(NEW YORK) -- Making a good first impression is important in a job search, but a new survey of hiring managers finds many applicants are submitting resumes that are memorable for all the wrong reasons. A Harris Interactive survey commissioned by Career Builder.com asked hiring managers to share the most memorable and unusual resumes they’ve received:
- Resume was submitted from a person the company just fired.
- Resume's “Skills” section was spelled “Skelze.”
- Resume listed the candidate's objective as “To work for someone who is not an alcoholic with three DUI's like my current employer.”
- Resume included language typically seen in text messages (e.g., no capitalization and use of shortcuts like “u”).
- Resume consisted of one sentence: “Hire me, I'm awesome.”
- Resume listed the candidate's online video gaming experience leading warrior "clans," suggesting this passed for leadership experience.
- Resume included pictures of the candidate from baby photos to adulthood.
- Resume was written in Klingon language from Star Trek.
- Resume was a music video.
- Resume didn't include the candidate's name.

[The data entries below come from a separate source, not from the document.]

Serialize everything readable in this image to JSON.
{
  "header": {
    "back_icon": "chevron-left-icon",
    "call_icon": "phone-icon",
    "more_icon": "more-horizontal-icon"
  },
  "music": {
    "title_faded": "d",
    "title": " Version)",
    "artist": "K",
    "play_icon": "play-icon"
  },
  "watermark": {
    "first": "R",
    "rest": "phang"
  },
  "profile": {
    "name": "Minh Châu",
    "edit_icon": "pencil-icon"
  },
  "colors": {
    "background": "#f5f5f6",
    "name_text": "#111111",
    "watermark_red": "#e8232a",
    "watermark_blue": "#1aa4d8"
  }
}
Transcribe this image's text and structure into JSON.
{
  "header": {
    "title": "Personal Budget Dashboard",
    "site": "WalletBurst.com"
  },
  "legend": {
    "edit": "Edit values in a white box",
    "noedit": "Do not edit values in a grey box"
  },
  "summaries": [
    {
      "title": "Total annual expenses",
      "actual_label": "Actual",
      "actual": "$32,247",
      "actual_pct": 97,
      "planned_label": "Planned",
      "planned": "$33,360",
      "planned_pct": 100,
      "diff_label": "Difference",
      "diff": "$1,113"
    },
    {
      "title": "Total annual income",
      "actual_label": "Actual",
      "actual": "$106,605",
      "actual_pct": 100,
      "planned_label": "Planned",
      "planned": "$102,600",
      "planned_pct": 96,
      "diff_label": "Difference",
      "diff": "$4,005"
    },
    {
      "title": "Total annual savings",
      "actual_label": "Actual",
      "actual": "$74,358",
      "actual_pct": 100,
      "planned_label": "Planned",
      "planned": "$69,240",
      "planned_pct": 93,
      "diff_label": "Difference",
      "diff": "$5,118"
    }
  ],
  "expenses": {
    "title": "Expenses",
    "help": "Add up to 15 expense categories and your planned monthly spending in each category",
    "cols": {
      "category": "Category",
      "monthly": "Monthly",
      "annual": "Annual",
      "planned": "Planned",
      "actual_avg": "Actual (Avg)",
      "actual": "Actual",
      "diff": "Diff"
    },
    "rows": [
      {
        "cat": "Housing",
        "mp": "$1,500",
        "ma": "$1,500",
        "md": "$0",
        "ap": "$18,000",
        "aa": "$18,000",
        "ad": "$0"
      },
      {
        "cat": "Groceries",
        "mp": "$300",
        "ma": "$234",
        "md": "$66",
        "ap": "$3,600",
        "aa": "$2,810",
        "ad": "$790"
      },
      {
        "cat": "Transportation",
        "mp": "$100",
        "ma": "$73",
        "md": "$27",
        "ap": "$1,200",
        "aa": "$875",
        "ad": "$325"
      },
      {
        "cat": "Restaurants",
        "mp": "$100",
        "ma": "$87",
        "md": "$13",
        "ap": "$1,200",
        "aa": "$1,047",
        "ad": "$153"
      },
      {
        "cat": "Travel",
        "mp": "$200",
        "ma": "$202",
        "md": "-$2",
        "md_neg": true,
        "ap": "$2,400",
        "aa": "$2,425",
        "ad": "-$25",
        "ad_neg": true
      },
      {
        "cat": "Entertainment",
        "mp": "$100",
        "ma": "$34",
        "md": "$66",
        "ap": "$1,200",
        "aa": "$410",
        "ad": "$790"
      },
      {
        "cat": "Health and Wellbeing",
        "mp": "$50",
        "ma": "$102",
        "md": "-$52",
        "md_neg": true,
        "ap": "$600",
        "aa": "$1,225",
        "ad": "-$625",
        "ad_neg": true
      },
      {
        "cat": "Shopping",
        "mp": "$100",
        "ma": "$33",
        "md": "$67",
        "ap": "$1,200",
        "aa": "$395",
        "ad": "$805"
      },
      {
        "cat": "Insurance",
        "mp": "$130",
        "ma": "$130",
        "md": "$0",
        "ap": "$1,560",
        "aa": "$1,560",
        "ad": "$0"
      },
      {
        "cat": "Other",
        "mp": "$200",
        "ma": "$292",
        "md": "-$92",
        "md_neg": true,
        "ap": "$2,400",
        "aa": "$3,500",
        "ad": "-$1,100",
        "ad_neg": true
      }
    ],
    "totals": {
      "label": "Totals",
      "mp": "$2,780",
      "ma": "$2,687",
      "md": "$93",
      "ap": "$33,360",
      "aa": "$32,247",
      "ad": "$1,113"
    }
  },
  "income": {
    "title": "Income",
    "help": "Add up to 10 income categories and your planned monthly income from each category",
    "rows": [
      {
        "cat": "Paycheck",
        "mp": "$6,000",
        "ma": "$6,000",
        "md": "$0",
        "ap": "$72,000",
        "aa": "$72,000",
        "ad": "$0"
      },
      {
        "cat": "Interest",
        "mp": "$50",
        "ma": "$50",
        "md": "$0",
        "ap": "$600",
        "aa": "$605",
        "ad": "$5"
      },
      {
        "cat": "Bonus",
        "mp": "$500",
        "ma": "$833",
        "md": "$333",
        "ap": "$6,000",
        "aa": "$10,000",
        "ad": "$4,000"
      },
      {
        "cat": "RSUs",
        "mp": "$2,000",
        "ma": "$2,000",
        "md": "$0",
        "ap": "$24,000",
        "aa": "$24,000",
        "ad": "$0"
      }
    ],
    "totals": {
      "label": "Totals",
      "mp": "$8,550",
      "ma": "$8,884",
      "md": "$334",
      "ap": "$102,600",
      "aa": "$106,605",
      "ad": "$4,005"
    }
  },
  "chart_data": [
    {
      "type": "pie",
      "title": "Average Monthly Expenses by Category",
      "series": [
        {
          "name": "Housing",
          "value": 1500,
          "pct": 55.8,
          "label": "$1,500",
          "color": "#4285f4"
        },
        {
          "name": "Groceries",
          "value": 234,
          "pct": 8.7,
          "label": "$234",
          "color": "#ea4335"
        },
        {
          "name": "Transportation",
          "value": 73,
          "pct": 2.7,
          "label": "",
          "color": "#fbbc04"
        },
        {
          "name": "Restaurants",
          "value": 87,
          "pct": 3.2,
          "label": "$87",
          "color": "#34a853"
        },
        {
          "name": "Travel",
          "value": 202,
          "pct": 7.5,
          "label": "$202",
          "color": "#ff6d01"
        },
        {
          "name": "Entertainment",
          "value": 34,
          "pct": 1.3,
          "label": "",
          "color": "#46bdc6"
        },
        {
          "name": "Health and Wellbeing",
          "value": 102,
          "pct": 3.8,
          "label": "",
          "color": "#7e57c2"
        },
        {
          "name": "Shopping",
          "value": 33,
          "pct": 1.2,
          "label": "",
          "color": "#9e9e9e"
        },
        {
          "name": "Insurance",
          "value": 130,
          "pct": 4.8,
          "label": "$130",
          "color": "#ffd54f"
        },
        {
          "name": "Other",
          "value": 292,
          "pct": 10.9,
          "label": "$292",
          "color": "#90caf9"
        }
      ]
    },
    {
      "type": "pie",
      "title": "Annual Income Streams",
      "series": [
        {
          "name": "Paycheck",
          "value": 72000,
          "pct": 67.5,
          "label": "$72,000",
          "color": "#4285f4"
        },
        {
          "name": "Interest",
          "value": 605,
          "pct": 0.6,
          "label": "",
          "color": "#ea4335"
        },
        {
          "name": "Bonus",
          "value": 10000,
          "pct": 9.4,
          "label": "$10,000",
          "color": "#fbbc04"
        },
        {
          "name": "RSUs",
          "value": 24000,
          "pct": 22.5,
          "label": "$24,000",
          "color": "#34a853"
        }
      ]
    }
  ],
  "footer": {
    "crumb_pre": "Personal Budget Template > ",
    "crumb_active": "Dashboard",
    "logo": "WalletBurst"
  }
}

- On the job application, where it asks for your job title with a previous employer, the applicant wrote “Mr.”
- Resume included time spent in jail for assaulting a former boss.
When asked to identify the most common resume mistakes that may lead them to automatically dismiss a candidate, 56 percent of hiring managers and human resource staffers cited resumes that contain typos. Here’s the full rundown of the most common resume mistakes:
- Resumes that have typos.
- Resumes that are generic and don't seem personalized for the position.
- Resumes that don't include a list of skills.
- Resumes that copied a large amount of wording from the job posting.
- Resumes that have inappropriate email address.
- Resumes that don't include exact dates of employment.
- Resumes printed on decorative paper.
- Resumes that include a photo.
The Harris Interactive survey commissioned by CareerBuilder.com was conducted online between May 14 and June 5, 2013 and involved 2,076 hiring managers and human resource professionals and 2,999 workers across a wide range of industries.